Il est à prendre en compte que la majorité des stagiaires n’a pas ou peu d’expérience d’enseignements. Au lieu de déclencher aide et soutien de la part des membres de l’équipe pédagogique, ce manque d’expérience engendre souvent une mise à l’écart et un regard « supérieur » sur ses choix et actions.

Pour intensifier ce phénomène, plus de la moitié des stagiaires ont moins de 25 ans (calcul réalisé sur différents groupes de L’Inspé d’Antony). Ce choc générationnel entraînant des différences de vision de l’enseignement et du monde peut marquer des difficultés de création de lien avec des enseignants plus âgés.

On ne peut malheureusement pas écarter le fait que, dans la situation présente, le stagiaire est une femme et le professeur agrégé est un homme. Malgré les évolutions de mentalité, la différence de sexe peut, pour certain, être un facteur de difficulté dans la relation d’échange entre les collègues.

Il est toujours important de considérer qu’”un enseignant reste un être humain” avec ses défauts et parfois son manque d’éducation. A leur décharge, la difficulté du métier peut entraîner un repli sur soi qui après quelques années se traduit par une fermeture aux autres.

D’un point de vue fonctionnel, il est regrettable de voir que les emplois du temps ne comprennent pas d’échange prévu pour les enseignants afin d’harmoniser leurs progressions. Les titulaires font des réunions ou trouvent des moments en fin d’année pour créer des liens entre disciplines, mais un stagiaire découvrant son poste parfois en septembre n’a pas la possibilité d’anticiper cette harmonisation.

Beaucoup de collègues refusent de se réunir pour travailler en commun si ces heures ne sont pas payées (heures périphériques, heure supplémentaire).

Enfin, pour finir sur les causes probables, abordons ici les causes professionnelles, et tout d’abord l’élitisme fréquent dans l’Éducation Nationale. En effet, à tous niveaux hiérarchiques, les groupes sont clairement dissociés. Il en est de même dans le corps des enseignants entre “PLP et CAPET”, “Agrégé et non Agrégé”, “Titulaire et Stagiaire”, “Hors classe ou Échelon de débutant”. Cette différenciation est malheureusement un point difficile à surmonter pour le néo-enseignant non préparé à cette “guerre des castes”. Pour finir, abordons un tabou de l’éducation nationale, une des dérives issues des habitudes de l’enseignant en poste depuis longtemps qui est “le manque d’envie de modifier ses cours ou ses pratiques”. Nous connaissons tous ces collègues qui sortent chaque année les mêmes cours. Ces collègues sont hermétiques au changement et souvent fermés à la discussion et la remise en question. Il est difficile pour le stagiaire de venir apporter sa touche personnelle dans une progression globale ou des modifications aux des pratiques utilisées suite aux enseignements de l’Inspé.

Conséquences Probables:

Les nombreuses causes énumérées dans la section précédente entraînent un manque d’intégration de l’enseignant stagiaire.  Ce manque d’intégration, par « effet boule de neige », entraîne lui même des conséquences indésirables sur la pédagogie ou sur le stagiaire lui même.
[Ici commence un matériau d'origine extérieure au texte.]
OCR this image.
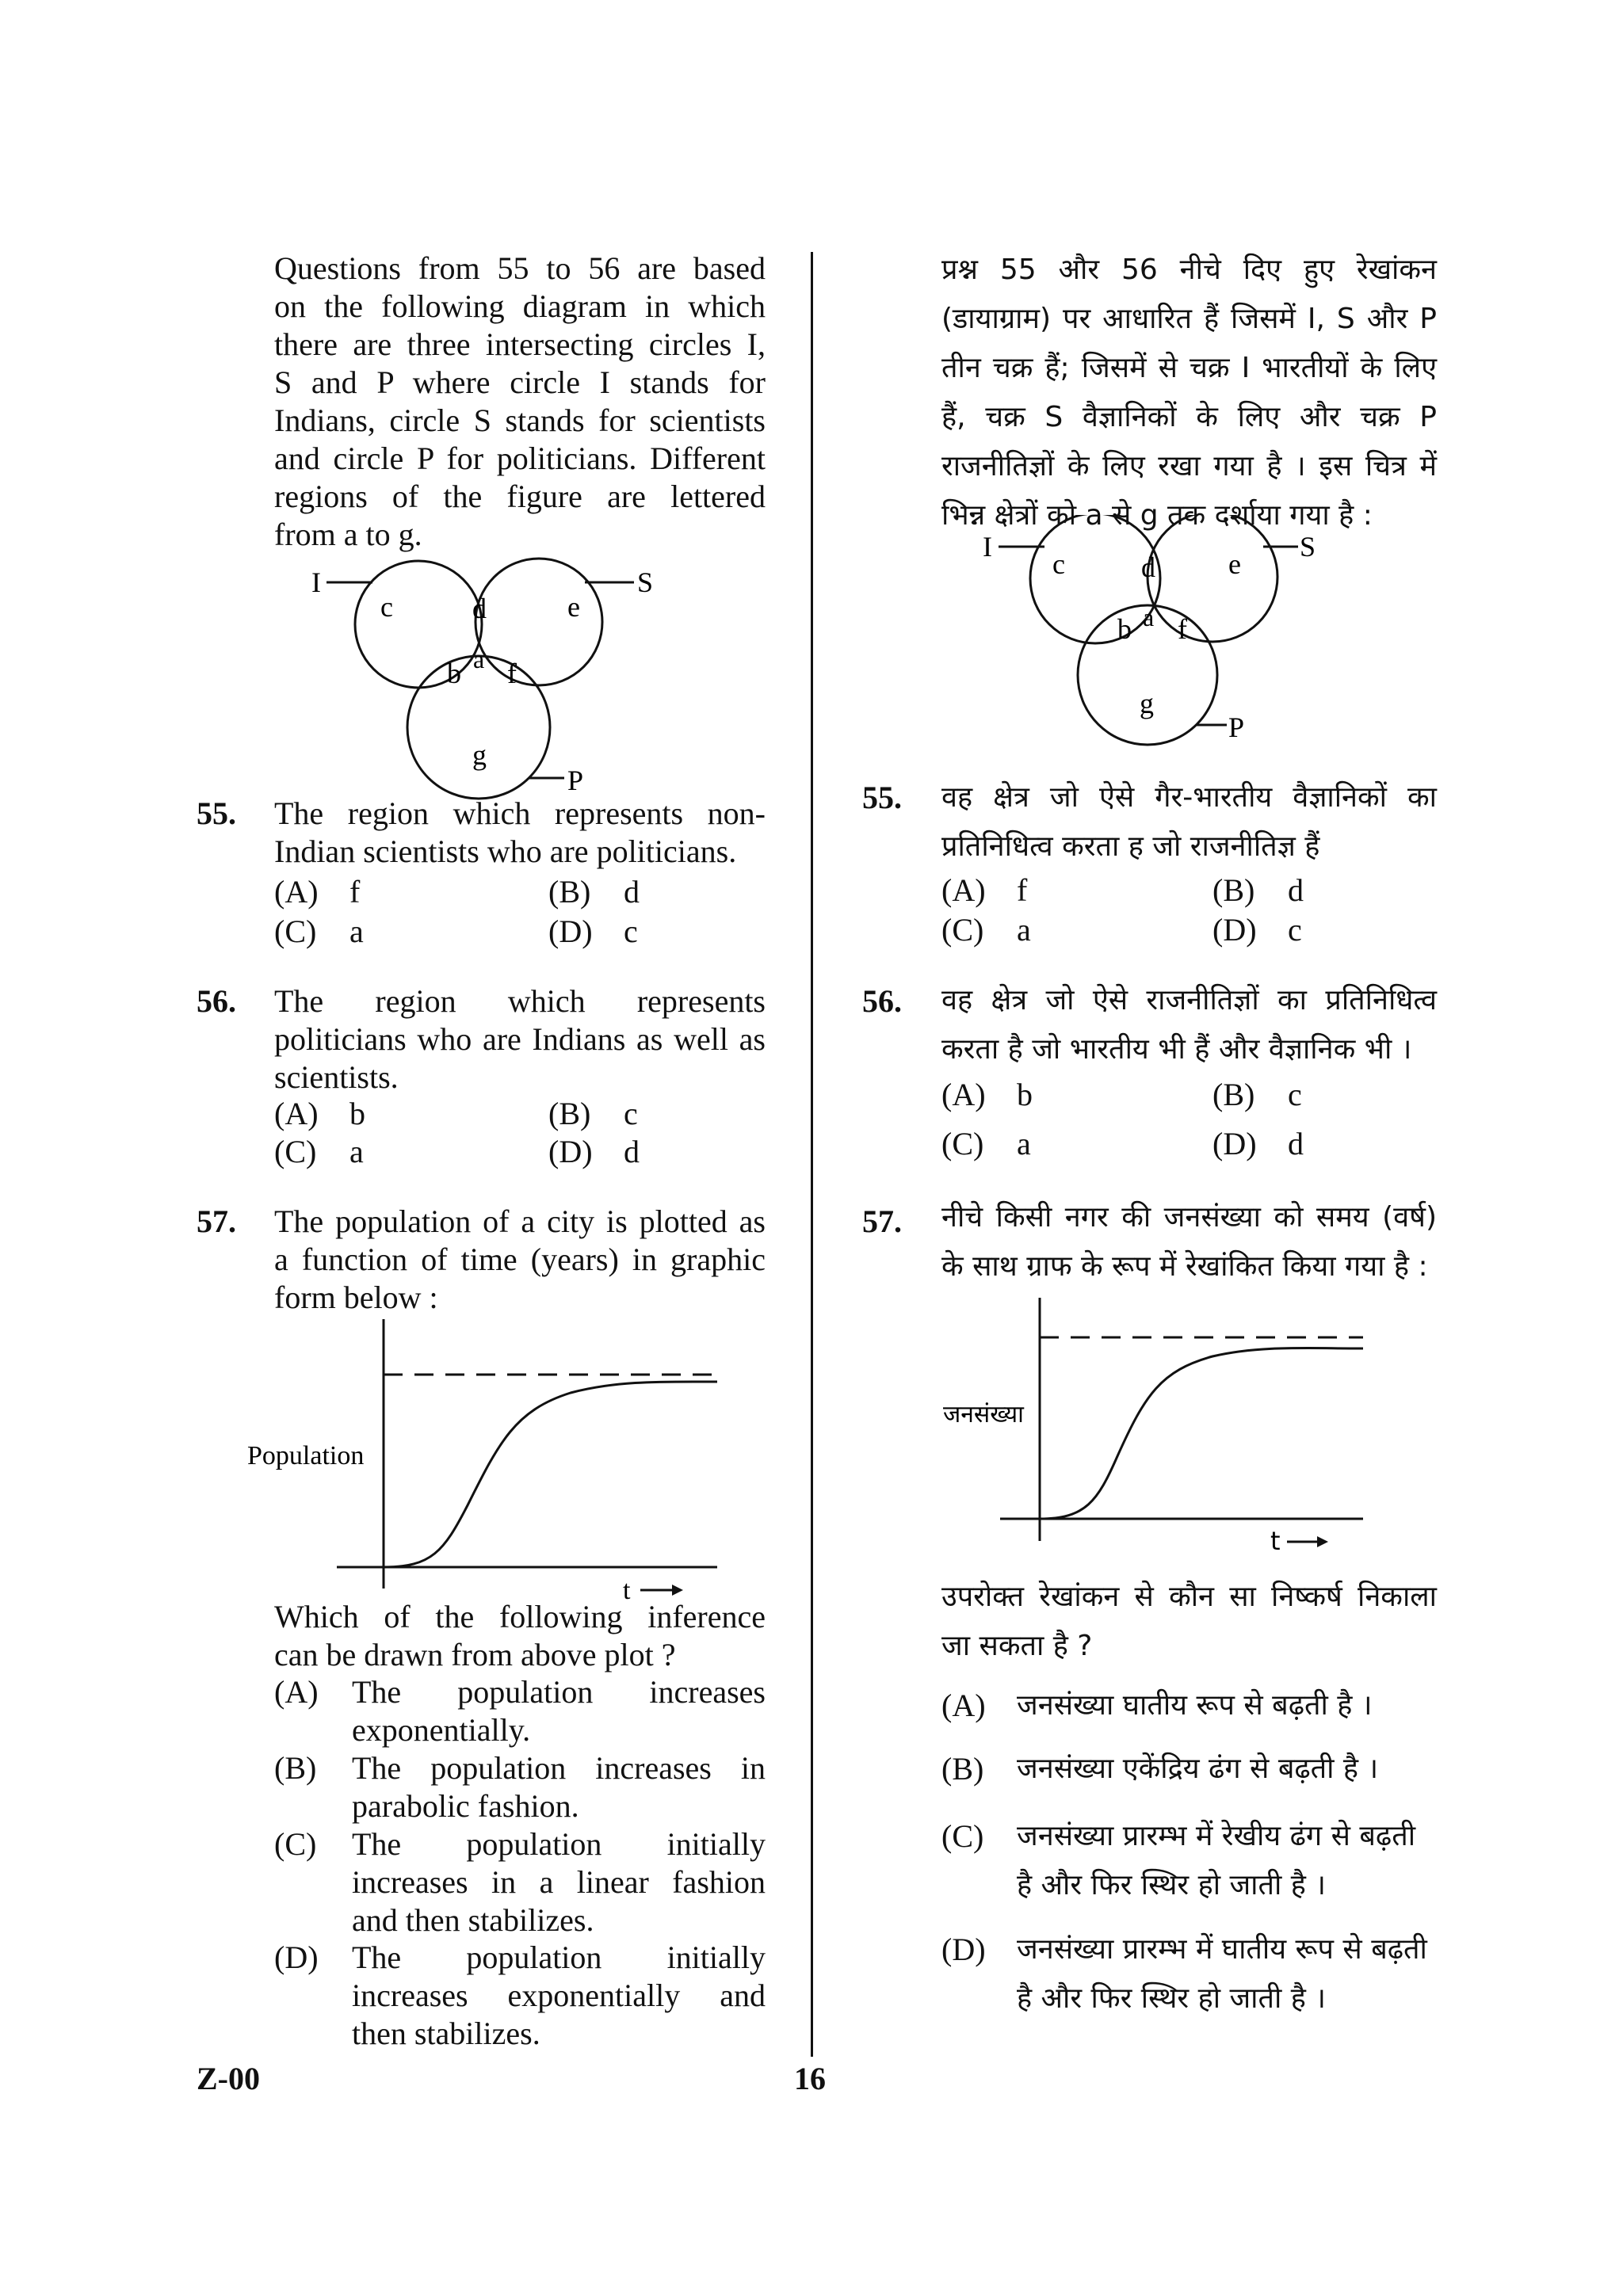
Questions from 55 to 56 are based
on the following diagram in which
there are three intersecting circles I,
S and P where circle I stands for
Indians, circle S stands for scientists
and circle P for politicians. Different
regions of the figure are lettered
from a to g.
I	S
P
c	d	e
a
b f
g
55. The region which represents non-
Indian scientists who are politicians.
(A) f	(B) d
(C) a	(D) c
56. The region which represents
politicians who are Indians as well as
scientists.
(A) b	(B) c
(C) a	(D) d
57. The population of a city is plotted as
a function of time (years) in graphic
form below :
Population
t
Which of the following inference
can be drawn from above plot ?
(A) The population increases
exponentially.
(B) The population increases in
parabolic fashion.
(C) The population initially
increases in a linear fashion
and then stabilizes.
(D) The population initially
increases exponentially and
then stabilizes.
प्रश्न 55 और 56 नीचे दिए हुए रेखांकन
(डायाग्राम) पर आधारित हैं जिसमें I, S और P
तीन चक्र हैं; जिसमें से चक्र I भारतीयों के लिए
हैं, चक्र S वैज्ञानिकों के लिए और चक्र P
राजनीतिज्ञों के लिए रखा गया है । इस चित्र में
भिन्न क्षेत्रों को a से g तक दर्शाया गया है :
I	S
P
c	d	e
a
b f
g
55. वह क्षेत्र जो ऐसे गैर-भारतीय वैज्ञानिकों का
प्रतिनिधित्व करता ह जो राजनीतिज्ञ हैं
(A) f	(B) d
(C) a	(D) c
56. वह क्षेत्र जो ऐसे राजनीतिज्ञों का प्रतिनिधित्व
करता है जो भारतीय भी हैं और वैज्ञानिक भी ।
(A) b	(B) c
(C) a	(D) d
57. नीचे किसी नगर की जनसंख्या को समय (वर्ष)
के साथ ग्राफ के रूप में रेखांकित किया गया है :
जनसंख्या
t
उपरोक्त रेखांकन से कौन सा निष्कर्ष निकाला
जा सकता है ?
(A) जनसंख्या घातीय रूप से बढ़ती है ।
(B) जनसंख्या एकेंद्रिय ढंग से बढ़ती है ।
(C) जनसंख्या प्रारम्भ में रेखीय ढंग से बढ़ती
है और फिर स्थिर हो जाती है ।
(D) जनसंख्या प्रारम्भ में घातीय रूप से बढ़ती
है और फिर स्थिर हो जाती है ।
Z-00	16
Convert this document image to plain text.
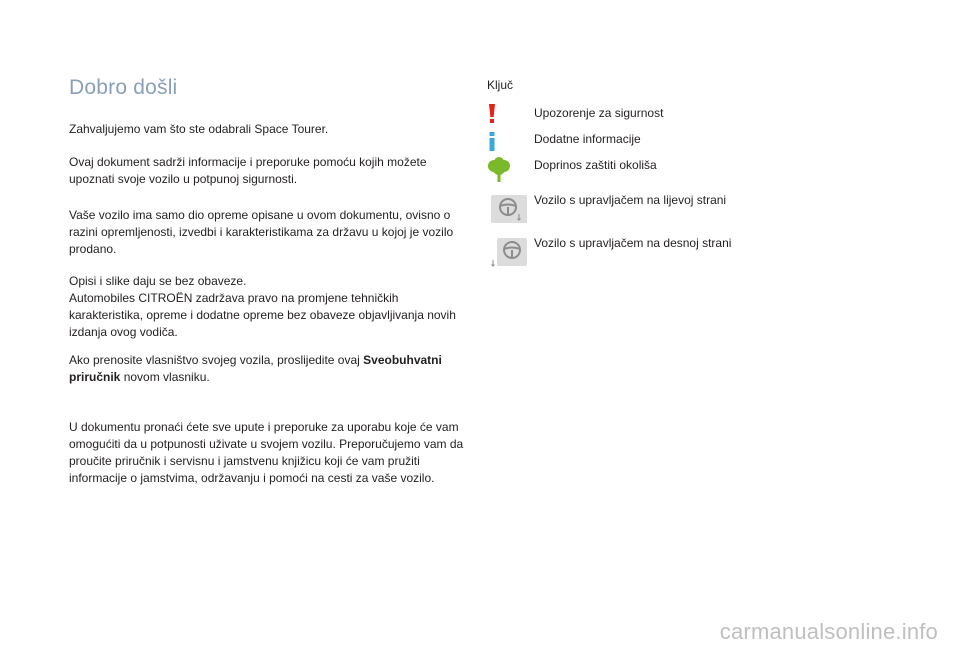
Dobro došli

Zahvaljujemo vam što ste odabrali Space Tourer.

Ovaj dokument sadrži informacije i preporuke pomoću kojih možete upoznati svoje vozilo u potpunoj sigurnosti.

Vaše vozilo ima samo dio opreme opisane u ovom dokumentu, ovisno o razini opremljenosti, izvedbi i karakteristikama za državu u kojoj je vozilo prodano.

Opisi i slike daju se bez obaveze.
Automobiles CITROËN zadržava pravo na promjene tehničkih karakteristika, opreme i dodatne opreme bez obaveze objavljivanja novih izdanja ovog vodiča.

Ako prenosite vlasništvo svojeg vozila, proslijedite ovaj Sveobuhvatni priručnik novom vlasniku.

U dokumentu pronaći ćete sve upute i preporuke za uporabu koje će vam omogućiti da u potpunosti uživate u svojem vozilu. Preporučujemo vam da proučite priručnik i servisnu i jamstvenu knjižicu koji će vam pružiti informacije o jamstvima, održavanju i pomoći na cesti za vaše vozilo.

Ključ
Upozorenje za sigurnost
Dodatne informacije
Doprinos zaštiti okoliša
Vozilo s upravljačem na lijevoj strani
Vozilo s upravljačem na desnoj strani
carmanualsonline.info
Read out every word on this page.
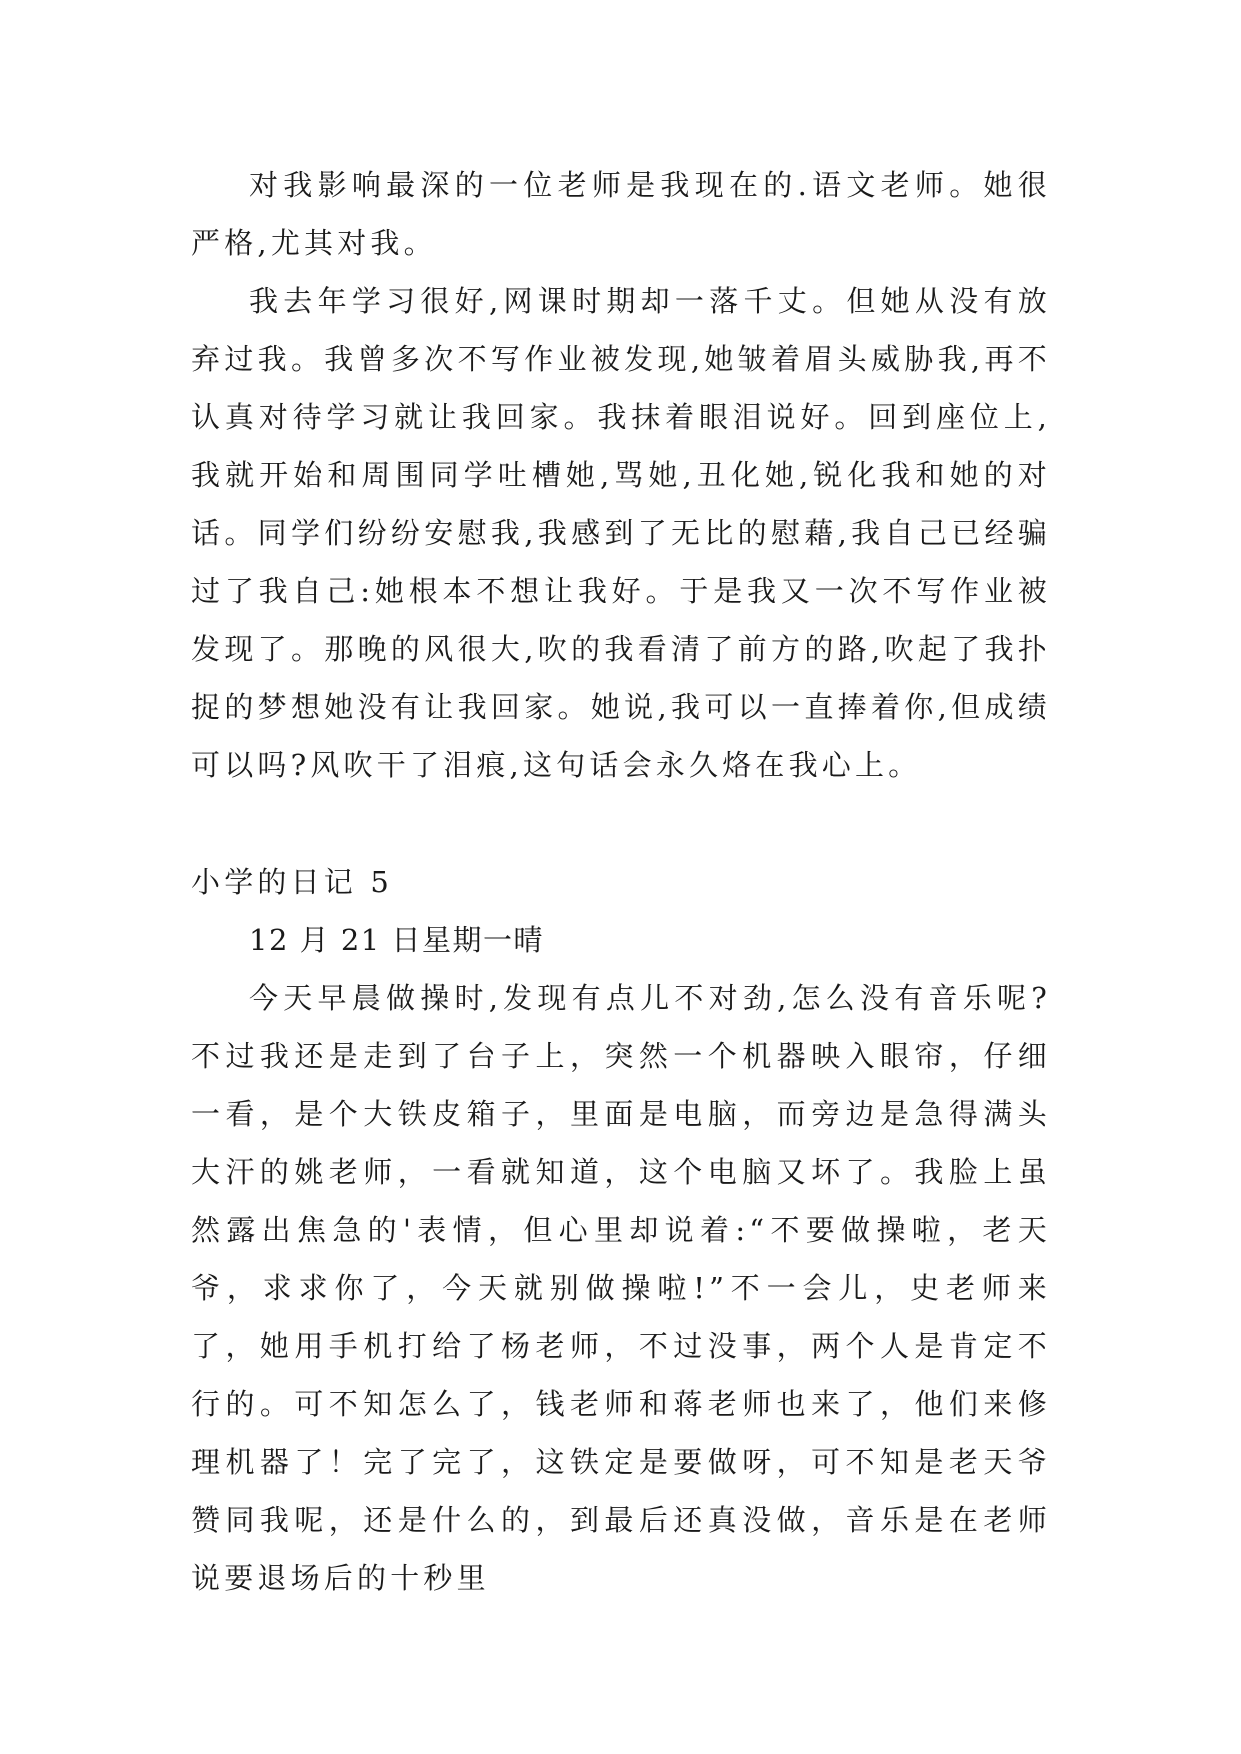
对我影响最深的一位老师是我现在的.语文老师。她很严格,尤其对我。

我去年学习很好,网课时期却一落千丈。但她从没有放弃过我。我曾多次不写作业被发现,她皱着眉头威胁我,再不认真对待学习就让我回家。我抹着眼泪说好。回到座位上,我就开始和周围同学吐槽她,骂她,丑化她,锐化我和她的对话。同学们纷纷安慰我,我感到了无比的慰藉,我自己已经骗过了我自己:她根本不想让我好。于是我又一次不写作业被发现了。那晚的风很大,吹的我看清了前方的路,吹起了我扑捉的梦想她没有让我回家。她说,我可以一直捧着你,但成绩可以吗?风吹干了泪痕,这句话会永久烙在我心上。

小学的日记 5

12 月 21 日星期一晴

今天早晨做操时,发现有点儿不对劲,怎么没有音乐呢?不过我还是走到了台子上，突然一个机器映入眼帘，仔细一看，是个大铁皮箱子，里面是电脑，而旁边是急得满头大汗的姚老师，一看就知道，这个电脑又坏了。我脸上虽然露出焦急的'表情，但心里却说着:“不要做操啦，老天爷，求求你了，今天就别做操啦!”不一会儿，史老师来了，她用手机打给了杨老师，不过没事，两个人是肯定不行的。可不知怎么了，钱老师和蒋老师也来了，他们来修理机器了！完了完了，这铁定是要做呀，可不知是老天爷赞同我呢，还是什么的，到最后还真没做，音乐是在老师说要退场后的十秒里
Concernant la pédagogie, le manque d’échange et de communication entre les enseignants entraîne forcément des ruptures entre les matières. La pluridisciplinarité souhaitée par l’Éducation Nationale ne peut prendre forme sans échanges entre les enseignants de chaque matière. Cela peut engendrer un réel manque de lien nécessaire pour donner du sens à l’enseignement dispensé.

De plus, le manque d’interdisciplinarité et le manque de cohérence pédagogique est évident sans construction groupée. Les thématiques communes ne peuvent se rejoindre et la logique globale ne peut être pertinente.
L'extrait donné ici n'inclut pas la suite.